Per proseguire con i lavori relativi al decreto sulle pensioni e sul reddito di cittadinanza è stato necessario convocare un vertice di maggioranza. Il cosiddetto decretone che è in Senato come iter vuole per la valutazione degli emendamenti, da giorni vive in una situazione di stallo. Con le misure previste la cui data di partenza si avvicina sempre di più (per esempio, le domande per il reddito di cittadinanza partiranno il 6 marzo), la maggioranza si è riunita ieri per cercare una quadratura sulle limature delle misure e sugli emendamenti che Lega e M5S hanno presentato.

Nel summit durato un’oretta, uno dei principali argomenti è stato il reddito di cittadinanza, una misura molto a cuore al Movimento 5 Stelle e sulla quale gli emendamenti a sua correzione continuano ad essere tanti. Le posizioni su questo strumento sono chiare, con la Lega che cerca da tempo di detonarne l’impatto con vincoli e paletti precisi e con il M5S che spinge per renderlo quanto più possibile in linea con il suo principale obbiettivo, la lotta e il contrasto al disagio e alla povertà. Tra le tante proposte, dalla lotta ai finti divorzi o a i cambi di residenza per finire agli incentivi per le imprese che assumono persone provenienti dal reddito di cittadinanza, una proposta che sta facendo discutere riguarda il lavoro domestico ed i soggetti del comparto, cioè badanti, colf e famiglie che assumono.

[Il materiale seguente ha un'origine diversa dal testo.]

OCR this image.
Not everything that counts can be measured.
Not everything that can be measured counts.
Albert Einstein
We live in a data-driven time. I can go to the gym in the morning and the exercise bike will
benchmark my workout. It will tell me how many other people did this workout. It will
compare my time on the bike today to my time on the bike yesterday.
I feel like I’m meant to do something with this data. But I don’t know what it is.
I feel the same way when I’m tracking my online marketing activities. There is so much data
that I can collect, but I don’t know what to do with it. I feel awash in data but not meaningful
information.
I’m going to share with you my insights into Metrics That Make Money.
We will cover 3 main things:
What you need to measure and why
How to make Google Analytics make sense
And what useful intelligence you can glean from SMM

Reddito di cittadinanza e lavoro

L’impianto della misura è rimasto inalterato perché nel summit di ieri non è cambiato nulla per quanto riguarda l’erogazione del sussidio anche a cittadini stranieri. Nonostante il pressing della Lega che voleva correggere il tiro del provvedimento rendendo più arduo concederlo ai cittadini non propriamente italiani, il reddito di cittadinanza resta appannaggio di stranieri che hanno da almeno 10 anni la residenza in Italia.

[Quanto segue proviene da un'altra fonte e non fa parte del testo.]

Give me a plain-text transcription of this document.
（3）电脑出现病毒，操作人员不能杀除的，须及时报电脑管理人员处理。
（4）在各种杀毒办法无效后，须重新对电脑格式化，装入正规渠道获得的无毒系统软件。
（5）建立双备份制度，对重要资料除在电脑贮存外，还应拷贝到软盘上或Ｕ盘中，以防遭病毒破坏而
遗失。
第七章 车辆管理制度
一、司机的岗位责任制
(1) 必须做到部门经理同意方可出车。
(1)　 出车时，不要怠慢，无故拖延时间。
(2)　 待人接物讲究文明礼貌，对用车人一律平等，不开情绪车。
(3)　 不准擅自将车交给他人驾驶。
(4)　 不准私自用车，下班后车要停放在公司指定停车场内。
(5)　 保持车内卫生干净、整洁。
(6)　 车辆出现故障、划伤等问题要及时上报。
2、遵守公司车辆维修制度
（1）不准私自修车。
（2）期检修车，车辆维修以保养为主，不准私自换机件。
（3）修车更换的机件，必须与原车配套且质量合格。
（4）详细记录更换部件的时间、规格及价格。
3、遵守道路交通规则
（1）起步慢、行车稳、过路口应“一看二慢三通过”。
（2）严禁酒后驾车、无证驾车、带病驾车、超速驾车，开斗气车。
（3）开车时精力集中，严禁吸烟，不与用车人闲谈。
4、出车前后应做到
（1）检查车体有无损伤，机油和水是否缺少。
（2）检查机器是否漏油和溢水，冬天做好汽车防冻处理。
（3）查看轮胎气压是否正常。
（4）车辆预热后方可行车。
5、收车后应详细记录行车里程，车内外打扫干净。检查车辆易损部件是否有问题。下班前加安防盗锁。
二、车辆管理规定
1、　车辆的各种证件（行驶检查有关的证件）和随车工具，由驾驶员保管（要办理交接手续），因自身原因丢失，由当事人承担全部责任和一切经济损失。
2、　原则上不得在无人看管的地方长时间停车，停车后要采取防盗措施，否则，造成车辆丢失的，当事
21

La misura oltre ad erogare il famoso benefit economico sulla card, prevede un programma di riqualificazione e ricerca costante del lavoro. Al fruitore del reddito di cittadinanza, durante i 18 mesi previsti, insieme ai lavori di pubblica utilità e ai corsi di riqualificazione e nuova formazione che i tutor imposteranno, dovrebbero essere proposte almeno tre occasioni di lavoro.

In caso di assunzione del beneficiario del RDC da parte delle aziende, l'incentivo passerà all'impresa che assume. In pratica, l’importo del sussidio che avrebbe dovuto continuare a percepire il beneficiario se non avesse trovato lavoro, passerà nelle casse dell’azienda sotto sforma di sgravi fiscali o contributivi. Questo uno degli elementi cardine della misura che mira a rendere più facile l’incrocio tra domanda ed offerta di lavoro.

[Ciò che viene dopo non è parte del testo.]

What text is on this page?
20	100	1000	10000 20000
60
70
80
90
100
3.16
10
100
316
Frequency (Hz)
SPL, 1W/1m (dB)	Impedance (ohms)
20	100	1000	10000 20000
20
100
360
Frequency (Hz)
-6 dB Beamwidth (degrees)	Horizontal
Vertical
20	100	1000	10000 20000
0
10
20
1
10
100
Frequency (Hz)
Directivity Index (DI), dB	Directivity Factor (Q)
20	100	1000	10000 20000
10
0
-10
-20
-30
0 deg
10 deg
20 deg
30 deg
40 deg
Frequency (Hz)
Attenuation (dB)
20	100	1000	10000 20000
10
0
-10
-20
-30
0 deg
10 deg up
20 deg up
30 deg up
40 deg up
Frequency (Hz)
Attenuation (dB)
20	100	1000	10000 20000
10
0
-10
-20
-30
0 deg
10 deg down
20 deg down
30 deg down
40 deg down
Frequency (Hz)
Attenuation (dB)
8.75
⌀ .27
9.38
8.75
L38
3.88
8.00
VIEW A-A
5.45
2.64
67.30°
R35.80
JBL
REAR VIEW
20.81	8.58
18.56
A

Incentivi alle imprese, ma non alle famiglie

Una proposta del M5S chiedeva l’estensione di questo beneficio fiscale anche alle famiglie, che nel lavoro domestico rappresentano il più delle volte il datore di lavoro della badante piuttosto che della colf o della baby sitter.

Niente da fare però, perché l’emendamento è stato cestinato per problemi di coperture economiche. Gli incentivi alle imprese che assumono lavoratori provenienti dal programma reddito di cittadinanza non saranno fruibili nel lavoro domestico. La commissione Bilancio di Palazzo Madama ha detto no escludendo il lavoro domestico da questi incentivi.

Assindatcolf non ci sta

Estendere anche alle famiglie datrici di lavoro domestico gli sgravi previsti all’art. 8 del decreto sul reddito di cittadinanza è sempre stata una priorità per Assindatcolf, l'associazione nazionale dei datori di lavoro domestico, che il 4 febbraio scorso ne ha ribadito l’importanza anche in Senato, durante le audizioni. Una memoria relativa a queste richieste è stata pubblicata sul sito web di Palazzo Madama, ma ieri la proposta non ha avuto il via libera.

Una forma di discriminazione di categoria, questo è quanto emerge secondo i sindacati di settore, dopo il no all’emendamento. "Inaccettabile" è l’aggettivo usato da Assindatcolf secondo quanto riportato da la Repubblica: l'associazione ritiene che il problema delle coperture sia solo di facciata perché nasconde l’ennesima ingiustizia rivolta al settore, che invece avrebbe potuto fare da traino alla riuscita dell’intera operazione reddito di cittadinanza. Un settore che è tra quelli in cui la richiesta di manodopera è elevata e dove il costo del lavoro è spesso insostenibile per le famiglie.